I think there’s something to be said for pretense. Even if we’re going to be full-throatedly behind Israel, I want us to at least pretend that we’re kind of balanced — just perform a little bit. America has always been good at acting, even if its policies suck. And there’s something positive about that — that if you’re doing something bad, you should at least feel guilty about it and not be so open about the badness. What’s weird here is that the U.S. isn’t even really pretending in the way that I’ve come to expect it to.
Alyssa Rosenberg: It’s just been disorienting. A lot of what I write about is children and families. And so [this war], rather than changing my feelings about America necessarily — I have found myself thinking about the world of children as a kind of stateless people. I think a lot about how kids are invoked in policy, but how their needs are not prioritized.
As a parent of young kids — my kids are 5 and 2 — when I’m reading about a baby with a traumatic amputation, when I’m reading about a 5-year-old who wasn’t bathed for 50 days and came home covered in lice … I feel this — just this agony over it.

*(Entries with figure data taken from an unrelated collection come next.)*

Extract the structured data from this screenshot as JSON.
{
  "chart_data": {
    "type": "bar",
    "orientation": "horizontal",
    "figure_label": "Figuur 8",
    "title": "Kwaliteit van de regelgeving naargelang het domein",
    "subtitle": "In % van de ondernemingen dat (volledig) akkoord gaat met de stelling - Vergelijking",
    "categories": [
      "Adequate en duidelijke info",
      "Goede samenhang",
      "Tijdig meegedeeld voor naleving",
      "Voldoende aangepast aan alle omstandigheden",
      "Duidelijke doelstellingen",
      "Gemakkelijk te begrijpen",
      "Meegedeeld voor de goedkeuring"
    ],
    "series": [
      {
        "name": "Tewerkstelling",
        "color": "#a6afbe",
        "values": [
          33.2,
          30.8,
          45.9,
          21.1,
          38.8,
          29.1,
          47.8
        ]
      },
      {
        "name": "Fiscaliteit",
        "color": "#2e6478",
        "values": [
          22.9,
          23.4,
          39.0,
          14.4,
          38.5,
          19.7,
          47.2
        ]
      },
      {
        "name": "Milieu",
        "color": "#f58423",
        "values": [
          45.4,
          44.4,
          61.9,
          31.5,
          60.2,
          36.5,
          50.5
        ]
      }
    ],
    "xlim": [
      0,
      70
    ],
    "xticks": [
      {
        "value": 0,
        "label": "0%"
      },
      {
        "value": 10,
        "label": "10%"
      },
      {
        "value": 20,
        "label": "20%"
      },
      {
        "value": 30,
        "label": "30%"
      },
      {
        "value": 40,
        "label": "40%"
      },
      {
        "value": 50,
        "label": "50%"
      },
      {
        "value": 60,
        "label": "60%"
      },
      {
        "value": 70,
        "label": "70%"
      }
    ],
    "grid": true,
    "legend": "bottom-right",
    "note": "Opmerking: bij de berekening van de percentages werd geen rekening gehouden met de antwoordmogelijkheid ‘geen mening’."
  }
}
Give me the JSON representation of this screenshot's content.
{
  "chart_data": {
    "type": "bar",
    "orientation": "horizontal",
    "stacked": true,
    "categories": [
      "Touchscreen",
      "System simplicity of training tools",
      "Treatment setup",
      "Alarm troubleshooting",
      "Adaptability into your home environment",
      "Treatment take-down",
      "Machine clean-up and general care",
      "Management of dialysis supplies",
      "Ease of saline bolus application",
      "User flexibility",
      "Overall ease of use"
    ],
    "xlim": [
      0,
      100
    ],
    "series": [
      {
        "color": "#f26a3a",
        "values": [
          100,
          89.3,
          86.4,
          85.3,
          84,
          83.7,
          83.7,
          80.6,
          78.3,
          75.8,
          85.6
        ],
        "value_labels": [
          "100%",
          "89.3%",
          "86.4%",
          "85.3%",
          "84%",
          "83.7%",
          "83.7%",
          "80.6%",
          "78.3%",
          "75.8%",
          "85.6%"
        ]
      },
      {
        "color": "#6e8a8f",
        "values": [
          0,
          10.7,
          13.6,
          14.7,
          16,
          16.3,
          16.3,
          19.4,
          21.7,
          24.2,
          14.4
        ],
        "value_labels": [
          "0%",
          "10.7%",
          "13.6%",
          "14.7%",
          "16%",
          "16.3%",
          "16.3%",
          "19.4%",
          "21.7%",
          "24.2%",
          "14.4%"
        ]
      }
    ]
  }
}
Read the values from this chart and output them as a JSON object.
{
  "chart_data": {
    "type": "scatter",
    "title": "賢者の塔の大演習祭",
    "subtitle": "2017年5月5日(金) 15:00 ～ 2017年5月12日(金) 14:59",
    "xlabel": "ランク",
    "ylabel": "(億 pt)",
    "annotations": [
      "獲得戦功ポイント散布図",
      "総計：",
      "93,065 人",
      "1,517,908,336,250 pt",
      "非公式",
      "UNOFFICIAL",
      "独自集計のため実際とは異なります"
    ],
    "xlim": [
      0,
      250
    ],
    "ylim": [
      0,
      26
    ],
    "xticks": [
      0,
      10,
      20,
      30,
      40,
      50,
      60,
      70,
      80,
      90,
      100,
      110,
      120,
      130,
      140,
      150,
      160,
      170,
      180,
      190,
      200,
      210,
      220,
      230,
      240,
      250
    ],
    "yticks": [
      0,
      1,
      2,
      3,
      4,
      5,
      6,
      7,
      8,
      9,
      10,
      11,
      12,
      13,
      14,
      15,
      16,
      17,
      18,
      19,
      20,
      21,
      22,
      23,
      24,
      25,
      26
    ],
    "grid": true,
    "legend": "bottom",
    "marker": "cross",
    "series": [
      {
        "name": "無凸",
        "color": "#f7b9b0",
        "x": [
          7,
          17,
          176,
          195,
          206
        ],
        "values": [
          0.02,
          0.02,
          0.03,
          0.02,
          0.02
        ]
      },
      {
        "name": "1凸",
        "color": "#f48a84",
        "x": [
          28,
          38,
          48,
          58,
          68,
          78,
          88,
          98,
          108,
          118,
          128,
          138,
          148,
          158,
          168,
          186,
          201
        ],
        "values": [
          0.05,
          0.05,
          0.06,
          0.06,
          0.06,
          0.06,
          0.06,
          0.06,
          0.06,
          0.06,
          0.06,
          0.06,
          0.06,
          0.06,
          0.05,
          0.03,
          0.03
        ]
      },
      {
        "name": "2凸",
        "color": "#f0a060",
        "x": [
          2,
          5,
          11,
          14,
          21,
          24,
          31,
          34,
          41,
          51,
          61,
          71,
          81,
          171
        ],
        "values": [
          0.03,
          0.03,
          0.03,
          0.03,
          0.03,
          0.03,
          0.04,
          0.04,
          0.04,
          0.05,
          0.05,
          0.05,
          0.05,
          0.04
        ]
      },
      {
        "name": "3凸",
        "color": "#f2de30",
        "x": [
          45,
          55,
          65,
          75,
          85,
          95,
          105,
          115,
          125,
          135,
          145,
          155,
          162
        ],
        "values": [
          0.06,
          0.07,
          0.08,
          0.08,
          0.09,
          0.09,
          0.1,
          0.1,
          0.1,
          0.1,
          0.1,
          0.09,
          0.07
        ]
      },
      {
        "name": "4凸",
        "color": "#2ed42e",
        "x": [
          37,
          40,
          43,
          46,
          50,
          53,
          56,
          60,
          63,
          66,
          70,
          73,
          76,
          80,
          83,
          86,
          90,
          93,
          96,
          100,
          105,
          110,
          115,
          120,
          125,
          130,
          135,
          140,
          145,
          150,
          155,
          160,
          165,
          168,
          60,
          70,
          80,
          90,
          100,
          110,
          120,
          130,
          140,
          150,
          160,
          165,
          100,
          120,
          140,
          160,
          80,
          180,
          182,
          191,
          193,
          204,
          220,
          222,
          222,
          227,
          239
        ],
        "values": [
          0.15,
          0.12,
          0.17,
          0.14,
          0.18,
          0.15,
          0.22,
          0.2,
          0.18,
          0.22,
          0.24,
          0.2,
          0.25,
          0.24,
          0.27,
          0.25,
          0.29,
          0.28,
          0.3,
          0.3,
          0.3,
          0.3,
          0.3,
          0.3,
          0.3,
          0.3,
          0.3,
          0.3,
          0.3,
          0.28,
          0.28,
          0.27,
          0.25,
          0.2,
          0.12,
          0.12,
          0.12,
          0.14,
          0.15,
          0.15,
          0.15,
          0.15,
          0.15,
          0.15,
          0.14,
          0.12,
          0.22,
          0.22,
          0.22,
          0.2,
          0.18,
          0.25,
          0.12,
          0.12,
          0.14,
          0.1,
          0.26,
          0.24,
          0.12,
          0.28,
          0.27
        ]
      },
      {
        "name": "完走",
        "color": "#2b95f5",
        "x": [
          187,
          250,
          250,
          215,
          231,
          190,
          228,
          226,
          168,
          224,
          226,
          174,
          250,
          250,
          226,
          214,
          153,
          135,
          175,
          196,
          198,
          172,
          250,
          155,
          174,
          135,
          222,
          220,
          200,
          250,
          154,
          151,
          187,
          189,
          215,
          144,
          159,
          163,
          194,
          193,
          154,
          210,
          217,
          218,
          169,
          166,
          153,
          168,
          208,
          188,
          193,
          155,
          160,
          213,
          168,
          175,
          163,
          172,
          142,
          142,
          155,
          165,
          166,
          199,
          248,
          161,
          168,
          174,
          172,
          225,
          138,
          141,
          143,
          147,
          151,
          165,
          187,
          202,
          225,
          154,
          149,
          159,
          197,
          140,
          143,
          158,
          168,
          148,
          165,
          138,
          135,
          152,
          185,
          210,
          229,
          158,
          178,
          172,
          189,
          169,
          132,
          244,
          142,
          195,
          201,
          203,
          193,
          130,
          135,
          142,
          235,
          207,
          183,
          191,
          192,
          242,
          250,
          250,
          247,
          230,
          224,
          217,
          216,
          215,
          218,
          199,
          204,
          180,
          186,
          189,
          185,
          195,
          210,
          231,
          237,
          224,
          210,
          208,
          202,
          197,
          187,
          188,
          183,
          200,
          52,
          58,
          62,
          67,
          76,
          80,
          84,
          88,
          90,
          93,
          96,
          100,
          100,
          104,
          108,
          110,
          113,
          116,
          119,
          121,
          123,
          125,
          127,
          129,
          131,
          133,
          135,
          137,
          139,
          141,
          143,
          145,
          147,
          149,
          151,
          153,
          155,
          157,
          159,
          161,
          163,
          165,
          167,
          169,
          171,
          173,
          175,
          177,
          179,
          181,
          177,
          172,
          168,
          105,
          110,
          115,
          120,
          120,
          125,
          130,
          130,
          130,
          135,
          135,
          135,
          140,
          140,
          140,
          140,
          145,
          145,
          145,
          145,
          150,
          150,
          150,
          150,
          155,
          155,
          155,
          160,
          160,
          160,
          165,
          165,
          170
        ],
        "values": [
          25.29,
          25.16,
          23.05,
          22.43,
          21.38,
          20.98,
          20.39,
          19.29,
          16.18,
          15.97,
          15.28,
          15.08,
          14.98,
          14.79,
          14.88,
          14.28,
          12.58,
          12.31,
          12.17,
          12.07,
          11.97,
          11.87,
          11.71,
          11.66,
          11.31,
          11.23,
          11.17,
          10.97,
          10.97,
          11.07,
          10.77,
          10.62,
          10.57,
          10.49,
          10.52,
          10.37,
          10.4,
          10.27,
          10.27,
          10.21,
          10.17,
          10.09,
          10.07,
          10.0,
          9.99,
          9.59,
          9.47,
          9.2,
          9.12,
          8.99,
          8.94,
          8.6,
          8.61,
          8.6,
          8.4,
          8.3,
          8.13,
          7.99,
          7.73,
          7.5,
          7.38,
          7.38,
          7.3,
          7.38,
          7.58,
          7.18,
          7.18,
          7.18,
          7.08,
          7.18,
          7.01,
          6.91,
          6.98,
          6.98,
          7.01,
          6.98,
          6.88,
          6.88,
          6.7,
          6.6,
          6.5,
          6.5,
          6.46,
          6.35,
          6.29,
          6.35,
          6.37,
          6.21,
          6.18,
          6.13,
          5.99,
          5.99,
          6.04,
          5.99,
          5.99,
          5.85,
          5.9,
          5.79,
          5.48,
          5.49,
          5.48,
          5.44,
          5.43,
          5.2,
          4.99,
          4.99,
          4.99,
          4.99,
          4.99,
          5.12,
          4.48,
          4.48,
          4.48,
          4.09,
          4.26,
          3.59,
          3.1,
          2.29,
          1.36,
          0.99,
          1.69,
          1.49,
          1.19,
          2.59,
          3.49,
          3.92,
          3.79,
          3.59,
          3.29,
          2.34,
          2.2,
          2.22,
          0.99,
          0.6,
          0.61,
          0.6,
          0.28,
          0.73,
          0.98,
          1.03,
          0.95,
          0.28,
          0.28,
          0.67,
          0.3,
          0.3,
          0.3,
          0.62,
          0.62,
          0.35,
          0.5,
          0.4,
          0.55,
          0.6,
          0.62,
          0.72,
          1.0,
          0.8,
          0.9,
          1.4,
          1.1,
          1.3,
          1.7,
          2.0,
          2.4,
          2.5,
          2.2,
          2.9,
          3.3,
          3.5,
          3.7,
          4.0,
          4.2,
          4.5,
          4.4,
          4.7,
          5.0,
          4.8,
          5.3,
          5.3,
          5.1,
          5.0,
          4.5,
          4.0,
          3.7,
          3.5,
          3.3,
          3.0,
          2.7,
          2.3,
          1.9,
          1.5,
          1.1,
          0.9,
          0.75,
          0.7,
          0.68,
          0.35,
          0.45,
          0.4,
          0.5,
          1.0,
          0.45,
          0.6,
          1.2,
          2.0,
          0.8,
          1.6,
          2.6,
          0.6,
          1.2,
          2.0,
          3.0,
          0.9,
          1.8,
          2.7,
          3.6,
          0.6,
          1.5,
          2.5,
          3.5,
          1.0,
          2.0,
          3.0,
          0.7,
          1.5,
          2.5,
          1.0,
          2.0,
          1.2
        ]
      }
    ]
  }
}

Jason Rezaian: Hamas’s assault … attack … barbarism on Oct. 7 is indefensible. And it can be also true that the scale of the response is completely indefensible. What scares me about how this might have changed America — or is an indication of how we’re changing — is that you’re not really allowed to hold those two conflicting thoughts anymore. And that is a huge problem for the democracy that we all love. There needs to be a space for both of those things to be true, and for people in power to be able to stand up and say that.